Other arguments that can be passed to glmtlp.

seed

the seed for reproduction purposes

nfolds

number of folds; default is 10. The smallest value allowable is nfolds=3

obs.fold

an optional vector of values between 1 and nfolds identifying what fold each observation is in. If supplied, nfolds can be missing.

ncores

number of cores utilized; default is 1. If greater than 1, then doParallel::foreach will be used to fit each fold; if equal to 1, then for loop will be used to fit each fold. Users don't have to register parallel clusters outside.

Value

an object of class "cv.glmtlp" is returned, which is a list with the ingredients of the cross-validation fit.

call

the function call

cv.mean

The mean cross-validated error - a vector of length length(kappa) if penalty = "l0" and length{lambda} otherwise.

cv.se

estimate of standard error of cv.mean.

fit

a fitted glmtlp object for the full data.

idx.min

the index of the lambda or kappa sequence that corresponding to the smallest cv mean error.

kappa

the values of kappa used in the fits, available when penalty = 'l0'.

kappa.min

the value of kappa that gives the minimum cv.mean, available when penalty = 'l0'.

lambda

the values of lambda used in the fits.

lambda.min

value of lambda that gives minimum cv.mean, available when penalty is 'l1' or 'tlp'.

null.dev

null deviance of the model.

obs.fold

the fold id for each observation used in the CV.

Details

The function calls glmtlp nfolds+1 times; the first call to get the lambda or kappa sequence, and then the rest to compute the fit with each of the folds omitted. The cross-validation error is based on deviance (check here for more details). The error is accumulated over the folds, and the average error and standard deviation is computed.
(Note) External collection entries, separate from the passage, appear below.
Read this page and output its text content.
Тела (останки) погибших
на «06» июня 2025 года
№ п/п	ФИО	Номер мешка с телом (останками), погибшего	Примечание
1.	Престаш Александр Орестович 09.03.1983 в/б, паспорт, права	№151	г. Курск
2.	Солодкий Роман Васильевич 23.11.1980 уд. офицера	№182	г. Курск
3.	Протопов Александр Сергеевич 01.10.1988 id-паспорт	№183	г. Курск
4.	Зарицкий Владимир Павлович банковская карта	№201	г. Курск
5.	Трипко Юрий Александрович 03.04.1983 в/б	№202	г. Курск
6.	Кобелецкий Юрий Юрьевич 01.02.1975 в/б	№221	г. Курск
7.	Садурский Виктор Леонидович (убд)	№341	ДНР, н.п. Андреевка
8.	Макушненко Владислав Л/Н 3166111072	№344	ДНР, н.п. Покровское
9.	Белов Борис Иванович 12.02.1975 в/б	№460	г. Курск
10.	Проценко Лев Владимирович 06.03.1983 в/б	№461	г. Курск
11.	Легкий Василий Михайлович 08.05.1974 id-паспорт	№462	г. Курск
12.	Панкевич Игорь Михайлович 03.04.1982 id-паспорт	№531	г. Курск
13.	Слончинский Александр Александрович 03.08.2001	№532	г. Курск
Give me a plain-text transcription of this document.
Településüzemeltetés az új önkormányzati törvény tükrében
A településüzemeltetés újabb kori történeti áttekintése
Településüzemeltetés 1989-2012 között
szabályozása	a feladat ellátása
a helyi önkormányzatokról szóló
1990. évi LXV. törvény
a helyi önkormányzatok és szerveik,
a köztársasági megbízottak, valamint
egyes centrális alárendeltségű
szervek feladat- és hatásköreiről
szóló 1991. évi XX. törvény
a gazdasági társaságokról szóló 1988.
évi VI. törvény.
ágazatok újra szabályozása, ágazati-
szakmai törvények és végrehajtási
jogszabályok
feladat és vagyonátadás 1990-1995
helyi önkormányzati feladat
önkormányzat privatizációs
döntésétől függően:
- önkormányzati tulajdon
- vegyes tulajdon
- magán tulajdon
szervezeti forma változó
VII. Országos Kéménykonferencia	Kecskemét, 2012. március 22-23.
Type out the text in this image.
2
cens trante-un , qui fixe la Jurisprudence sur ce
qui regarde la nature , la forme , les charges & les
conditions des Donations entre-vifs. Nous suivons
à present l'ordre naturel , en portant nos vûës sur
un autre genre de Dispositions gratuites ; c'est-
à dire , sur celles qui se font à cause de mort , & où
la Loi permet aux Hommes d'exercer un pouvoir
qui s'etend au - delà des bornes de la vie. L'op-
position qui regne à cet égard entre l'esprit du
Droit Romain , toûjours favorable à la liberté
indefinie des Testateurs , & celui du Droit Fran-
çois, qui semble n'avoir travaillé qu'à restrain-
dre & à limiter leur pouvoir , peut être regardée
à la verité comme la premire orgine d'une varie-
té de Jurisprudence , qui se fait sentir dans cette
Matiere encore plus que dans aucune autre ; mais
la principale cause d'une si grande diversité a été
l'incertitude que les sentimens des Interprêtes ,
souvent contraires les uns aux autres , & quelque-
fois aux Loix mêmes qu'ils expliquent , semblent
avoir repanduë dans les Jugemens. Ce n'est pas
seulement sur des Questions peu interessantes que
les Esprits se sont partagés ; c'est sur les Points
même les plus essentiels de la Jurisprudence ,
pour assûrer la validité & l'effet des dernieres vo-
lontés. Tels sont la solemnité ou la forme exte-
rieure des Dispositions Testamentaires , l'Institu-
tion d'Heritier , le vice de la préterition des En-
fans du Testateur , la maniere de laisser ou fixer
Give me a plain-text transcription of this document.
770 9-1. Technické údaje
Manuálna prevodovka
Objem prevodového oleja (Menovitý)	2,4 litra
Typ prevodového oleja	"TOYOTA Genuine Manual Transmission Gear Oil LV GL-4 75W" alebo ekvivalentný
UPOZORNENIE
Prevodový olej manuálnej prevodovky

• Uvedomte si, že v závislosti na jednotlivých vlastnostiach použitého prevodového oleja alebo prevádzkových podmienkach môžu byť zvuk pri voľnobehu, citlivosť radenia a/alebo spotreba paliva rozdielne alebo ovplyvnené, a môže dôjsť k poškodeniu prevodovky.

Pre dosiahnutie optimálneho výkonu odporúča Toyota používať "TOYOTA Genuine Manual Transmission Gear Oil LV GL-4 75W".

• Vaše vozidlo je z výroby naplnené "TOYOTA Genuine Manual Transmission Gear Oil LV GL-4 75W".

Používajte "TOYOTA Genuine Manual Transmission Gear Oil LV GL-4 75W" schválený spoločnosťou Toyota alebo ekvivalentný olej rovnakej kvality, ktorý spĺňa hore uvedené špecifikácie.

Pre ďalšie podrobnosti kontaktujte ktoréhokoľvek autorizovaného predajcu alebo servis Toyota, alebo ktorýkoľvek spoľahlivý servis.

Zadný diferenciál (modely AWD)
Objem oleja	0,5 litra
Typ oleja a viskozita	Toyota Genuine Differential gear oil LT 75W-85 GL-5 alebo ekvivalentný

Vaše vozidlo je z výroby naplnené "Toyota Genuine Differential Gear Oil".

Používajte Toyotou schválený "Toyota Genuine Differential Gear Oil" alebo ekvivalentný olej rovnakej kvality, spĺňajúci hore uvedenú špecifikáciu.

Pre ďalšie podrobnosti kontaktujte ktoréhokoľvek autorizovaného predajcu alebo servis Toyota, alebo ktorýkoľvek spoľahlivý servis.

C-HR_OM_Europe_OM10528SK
When family = "binomial", the fold assignment (if not provided by the user) is generated in a stratified manner, where the ratio of 0/1 outcomes are the same for each fold.

References

Shen, X., Pan, W., & Zhu, Y. (2012). Likelihood-based selection and sharp parameter estimation. Journal of the American Statistical Association, 107(497), 223-232.
Shen, X., Pan, W., Zhu, Y., & Zhou, H. (2013). On constrained and regularized high-dimensional regression. Annals of the Institute of Statistical Mathematics, 65(5), 807-832.
Li, C., Shen, X., & Pan, W. (2021). Inference for a Large Directed Graphical Model with Interventions. arXiv preprint arXiv:2110.03805.
Yang, Y., & Zou, H. (2014). A coordinate majorization descent algorithm for l1 penalized learning. Journal of Statistical Computation and Simulation, 84(1), 84-95.
Two R package Github: ncvreg and glmnet.

See also

glmtlp and plot, predict, and coef methods for "cv.glmtlp" objects.

Author

Chunlin Li, Yu Yang, Chong Wu
Maintainer: Yu Yang yang6367@umn.edu

Examples


# Gaussian
X <- matrix(rnorm(100 * 20), 100, 20)
y <- rnorm(100)
cv.fit <- cv.glmtlp(X, y, family = "gaussian", penalty = "l1", seed=2021)

# Binomial
X <- matrix(rnorm(100 * 20), 100, 20)
y <- sample(c(0,1), 100, replace = TRUE)
cv.fit <- cv.glmtlp(X, y, family = "binomial", penalty = "l1", seed=2021)